A variety of mechanisms are invoked to explain the motility abnormalities, including entrapment of muscle or connective tissue septa in the fracture site, haemorrhage into the posteroinferior fat, contusion injury to the muscle or intramuscular haematoma, nerve injury, or Volkmann's ischaemic contracture.
Investigations
Plain X-rays show a fracture line and opacification of the roof of the antrum (hanging-drop sign). This may not always be due to actual prolapse of orbital contents as it can also be produced by haemorrhage or oedema in the sinus mucosa. CT scans are more sensitive in fracture detection and can show its size. This may be of some use in predicting outcome and defining those cases which will benefit from early surgical intervention.
Complications
The rate of ocular injury is quoted at between 15-30%. This varies from inconsequential signs such as subconjunctival haemorrhage to serious injuries with varying degrees of long-term visual dysfunction such as hyphaema, angle recession, dislocated lens, cataract, vitreous haemorrhage, commotio retinae, choroidal rupture, macular scarring or even rupture of the globe. Hypo-aesthesia of the infraorbital nerve has a tendency to spontaneous recovery due to axonal regrowth. Orbital emphysema is due to air from the paranasal sinuses being forced into the soft tissues at the time of injury or subsequently. It resolves spontaneously but may be complicated by infection or, rarely, by optic nerve compression.

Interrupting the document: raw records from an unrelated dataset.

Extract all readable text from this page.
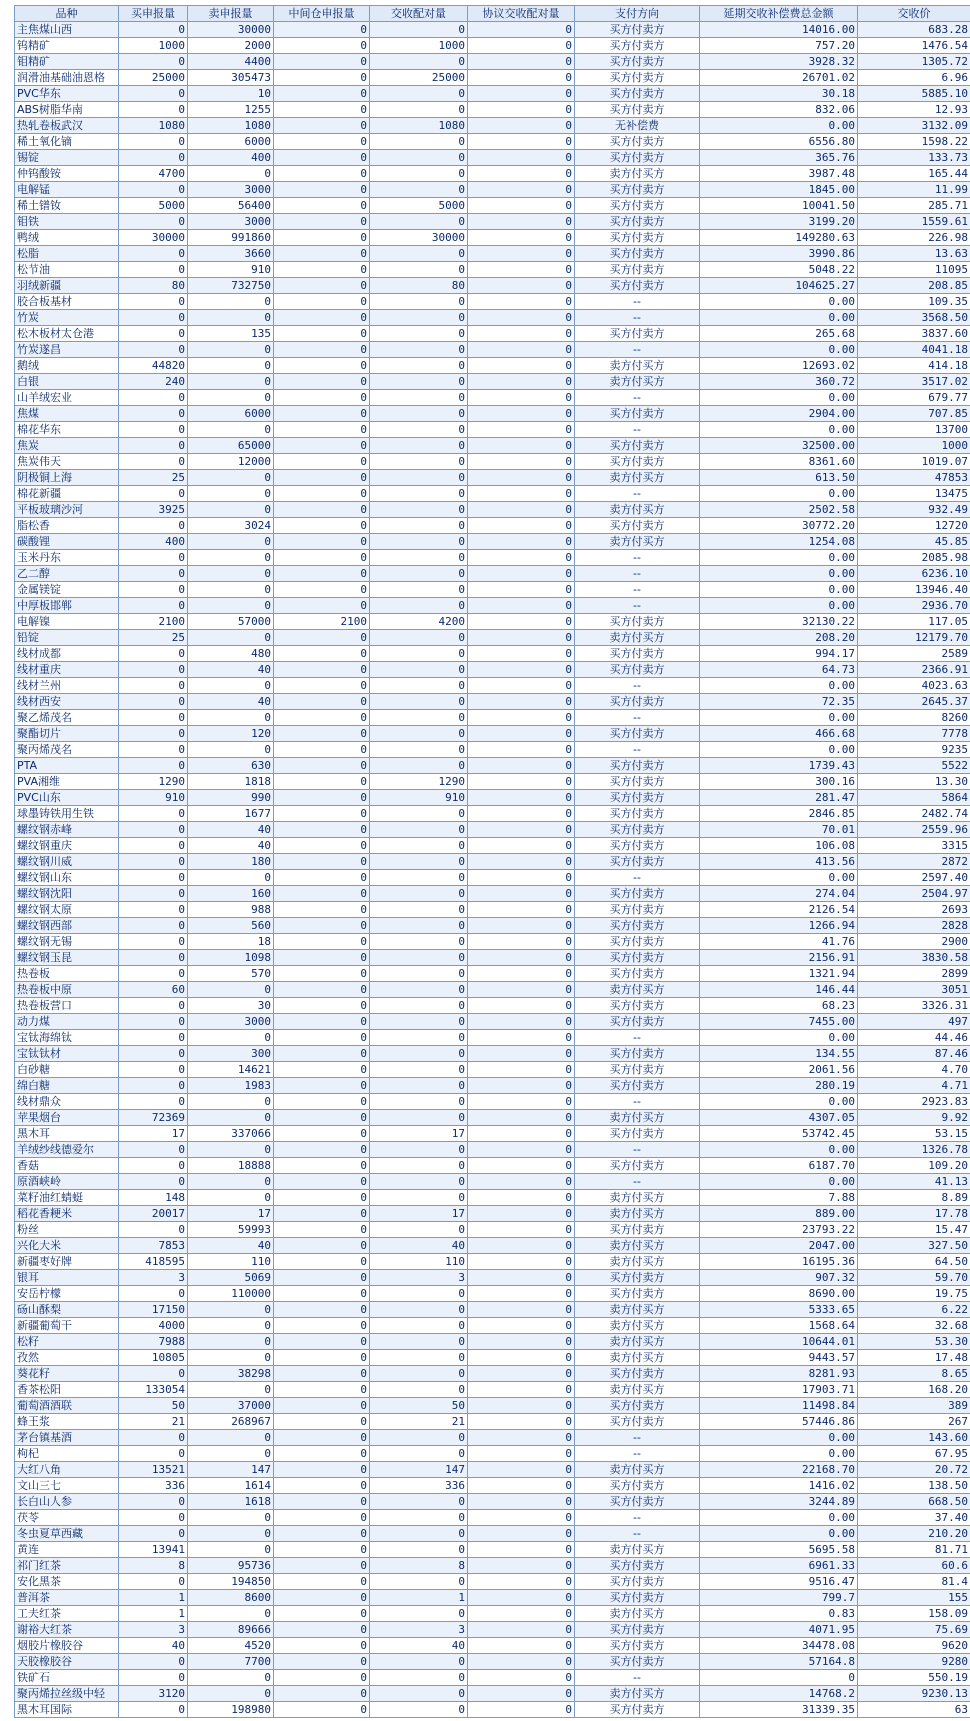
品种	买申报量	卖申报量	中间仓申报量	交收配对量	协议交收配对量	支付方向	延期交收补偿费总金额	交收价
主焦煤山西	0	30000	0	0	0	买方付卖方	14016.00	683.28
钨精矿	1000	2000	0	1000	0	买方付卖方	757.20	1476.54
钼精矿	0	4400	0	0	0	买方付卖方	3928.32	1305.72
润滑油基础油恩格	25000	305473	0	25000	0	买方付卖方	26701.02	6.96
PVC华东	0	10	0	0	0	买方付卖方	30.18	5885.10
ABS树脂华南	0	1255	0	0	0	买方付卖方	832.06	12.93
热轧卷板武汉	1080	1080	0	1080	0	无补偿费	0.00	3132.09
稀土氧化镝	0	6000	0	0	0	买方付卖方	6556.80	1598.22
锡锭	0	400	0	0	0	买方付卖方	365.76	133.73
仲钨酸铵	4700	0	0	0	0	卖方付买方	3987.48	165.44
电解锰	0	3000	0	0	0	买方付卖方	1845.00	11.99
稀土镨钕	5000	56400	0	5000	0	买方付卖方	10041.50	285.71
钼铁	0	3000	0	0	0	买方付卖方	3199.20	1559.61
鸭绒	30000	991860	0	30000	0	买方付卖方	149280.63	226.98
松脂	0	3660	0	0	0	买方付卖方	3990.86	13.63
松节油	0	910	0	0	0	买方付卖方	5048.22	11095
羽绒新疆	80	732750	0	80	0	买方付卖方	104625.27	208.85
胶合板基材	0	0	0	0	0	--	0.00	109.35
竹炭	0	0	0	0	0	--	0.00	3568.50
松木板材太仓港	0	135	0	0	0	买方付卖方	265.68	3837.60
竹炭遂昌	0	0	0	0	0	--	0.00	4041.18
鹅绒	44820	0	0	0	0	卖方付买方	12693.02	414.18
白银	240	0	0	0	0	卖方付买方	360.72	3517.02
山羊绒宏业	0	0	0	0	0	--	0.00	679.77
焦煤	0	6000	0	0	0	买方付卖方	2904.00	707.85
棉花华东	0	0	0	0	0	--	0.00	13700
焦炭	0	65000	0	0	0	买方付卖方	32500.00	1000
焦炭伟天	0	12000	0	0	0	买方付卖方	8361.60	1019.07
阴极铜上海	25	0	0	0	0	卖方付买方	613.50	47853
棉花新疆	0	0	0	0	0	--	0.00	13475
平板玻璃沙河	3925	0	0	0	0	卖方付买方	2502.58	932.49
脂松香	0	3024	0	0	0	买方付卖方	30772.20	12720
碳酸锂	400	0	0	0	0	卖方付买方	1254.08	45.85
玉米丹东	0	0	0	0	0	--	0.00	2085.98
乙二醇	0	0	0	0	0	--	0.00	6236.10
金属镁锭	0	0	0	0	0	--	0.00	13946.40
中厚板邯郸	0	0	0	0	0	--	0.00	2936.70
电解镍	2100	57000	2100	4200	0	买方付卖方	32130.22	117.05
铅锭	25	0	0	0	0	卖方付买方	208.20	12179.70
线材成都	0	480	0	0	0	买方付卖方	994.17	2589
线材重庆	0	40	0	0	0	买方付卖方	64.73	2366.91
线材兰州	0	0	0	0	0	--	0.00	4023.63
线材西安	0	40	0	0	0	买方付卖方	72.35	2645.37
聚乙烯茂名	0	0	0	0	0	--	0.00	8260
聚酯切片	0	120	0	0	0	买方付卖方	466.68	7778
聚丙烯茂名	0	0	0	0	0	--	0.00	9235
PTA	0	630	0	0	0	买方付卖方	1739.43	5522
PVA湘维	1290	1818	0	1290	0	买方付卖方	300.16	13.30
PVC山东	910	990	0	910	0	买方付卖方	281.47	5864
球墨铸铁用生铁	0	1677	0	0	0	买方付卖方	2846.85	2482.74
螺纹钢赤峰	0	40	0	0	0	买方付卖方	70.01	2559.96
螺纹钢重庆	0	40	0	0	0	买方付卖方	106.08	3315
螺纹钢川威	0	180	0	0	0	买方付卖方	413.56	2872
螺纹钢山东	0	0	0	0	0	--	0.00	2597.40
螺纹钢沈阳	0	160	0	0	0	买方付卖方	274.04	2504.97
螺纹钢太原	0	988	0	0	0	买方付卖方	2126.54	2693
螺纹钢西部	0	560	0	0	0	买方付卖方	1266.94	2828
螺纹钢无锡	0	18	0	0	0	买方付卖方	41.76	2900
螺纹钢玉昆	0	1098	0	0	0	买方付卖方	2156.91	3830.58
热卷板	0	570	0	0	0	买方付卖方	1321.94	2899
热卷板中原	60	0	0	0	0	卖方付买方	146.44	3051
热卷板营口	0	30	0	0	0	买方付卖方	68.23	3326.31
动力煤	0	3000	0	0	0	买方付卖方	7455.00	497
宝钛海绵钛	0	0	0	0	0	--	0.00	44.46
宝钛钛材	0	300	0	0	0	买方付卖方	134.55	87.46
白砂糖	0	14621	0	0	0	买方付卖方	2061.56	4.70
绵白糖	0	1983	0	0	0	买方付卖方	280.19	4.71
线材鼎众	0	0	0	0	0	--	0.00	2923.83
苹果烟台	72369	0	0	0	0	卖方付买方	4307.05	9.92
黑木耳	17	337066	0	17	0	买方付卖方	53742.45	53.15
羊绒纱线德爱尔	0	0	0	0	0	--	0.00	1326.78
香菇	0	18888	0	0	0	买方付卖方	6187.70	109.20
原酒峡岭	0	0	0	0	0	--	0.00	41.13
菜籽油红蜻蜓	148	0	0	0	0	卖方付买方	7.88	8.89
稻花香粳米	20017	17	0	17	0	卖方付买方	889.00	17.78
粉丝	0	59993	0	0	0	买方付卖方	23793.22	15.47
兴化大米	7853	40	0	40	0	卖方付买方	2047.00	327.50
新疆枣好牌	418595	110	0	110	0	卖方付买方	16195.36	64.50
银耳	3	5069	0	3	0	买方付卖方	907.32	59.70
安岳柠檬	0	110000	0	0	0	买方付卖方	8690.00	19.75
砀山酥梨	17150	0	0	0	0	卖方付买方	5333.65	6.22
新疆葡萄干	4000	0	0	0	0	卖方付买方	1568.64	32.68
松籽	7988	0	0	0	0	卖方付买方	10644.01	53.30
孜然	10805	0	0	0	0	卖方付买方	9443.57	17.48
葵花籽	0	38298	0	0	0	买方付卖方	8281.93	8.65
香茶松阳	133054	0	0	0	0	卖方付买方	17903.71	168.20
葡萄酒酒联	50	37000	0	50	0	买方付卖方	11498.84	389
蜂王浆	21	268967	0	21	0	买方付卖方	57446.86	267
茅台镇基酒	0	0	0	0	0	--	0.00	143.60
枸杞	0	0	0	0	0	--	0.00	67.95
大红八角	13521	147	0	147	0	卖方付买方	22168.70	20.72
文山三七	336	1614	0	336	0	买方付卖方	1416.02	138.50
长白山人参	0	1618	0	0	0	买方付卖方	3244.89	668.50
茯苓	0	0	0	0	0	--	0.00	37.40
冬虫夏草西藏	0	0	0	0	0	--	0.00	210.20
黄连	13941	0	0	0	0	卖方付买方	5695.58	81.71
祁门红茶	8	95736	0	8	0	买方付卖方	6961.33	60.6
安化黑茶	0	194850	0	0	0	买方付卖方	9516.47	81.4
普洱茶	1	8600	0	1	0	买方付卖方	799.7	155
工夫红茶	1	0	0	0	0	卖方付买方	0.83	158.09
谢裕大红茶	3	89666	0	3	0	买方付卖方	4071.95	75.69
烟胶片橡胶谷	40	4520	0	40	0	买方付卖方	34478.08	9620
天胶橡胶谷	0	7700	0	0	0	买方付卖方	57164.8	9280
铁矿石	0	0	0	0	0	--	0	550.19
聚丙烯拉丝级中轻	3120	0	0	0	0	卖方付买方	14768.2	9230.13
黑木耳国际	0	198980	0	0	0	买方付卖方	31339.35	63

Orbital cellulitis may occur, particularly when a blowout occurs in the setting of sinusitis. The normal sinus is a sterile environment and the role of antibiotic prophylaxis is controversial.
Treatment Any associated injury to the globe must be dealt with prior to bony manipulations. Extreme controversy exists as to the selection of cases for early surgical repair and its timing. A sensible approach is to re-assess the patient at two weeks post-injury and operate on those patients with cosmetically unacceptable enophthalmos or non-resolving, handicapping diplopia of a type which is likely to respond to floor repair, namely that which is due to restriction rather than paresis - evinced by either a positive forced duction test or hard CT evidence of tissue entrapment. Orbital floor repair is carried out by a transconjunctival or subciliary dissecion to the orbital rim, elevation of the periosteum of the orbital floor, reduction of prolapsed orbital tissues, and repair of the bony defect, usually with non-autogenous materials such as a silastic sheet, which is wired in place to the orbital rim. Care must be taken not to damage the optic nerve during repair and the visual function must be closely monitored post-operatively.
Prevention of amblyopia
In orbital trauma in children it is important to take steps to prevent amblyopia by measures aimed at reducing swelling rapidly (ice packs, prompt treatment of infection) and occluding the fellow eye if necessary. While it would be acceptable to delay the repair of a traumatic ptosis in an adult, this would carry the risk of amblyopia in a child and a temporary brow suspension should be carried out urgently if necessary.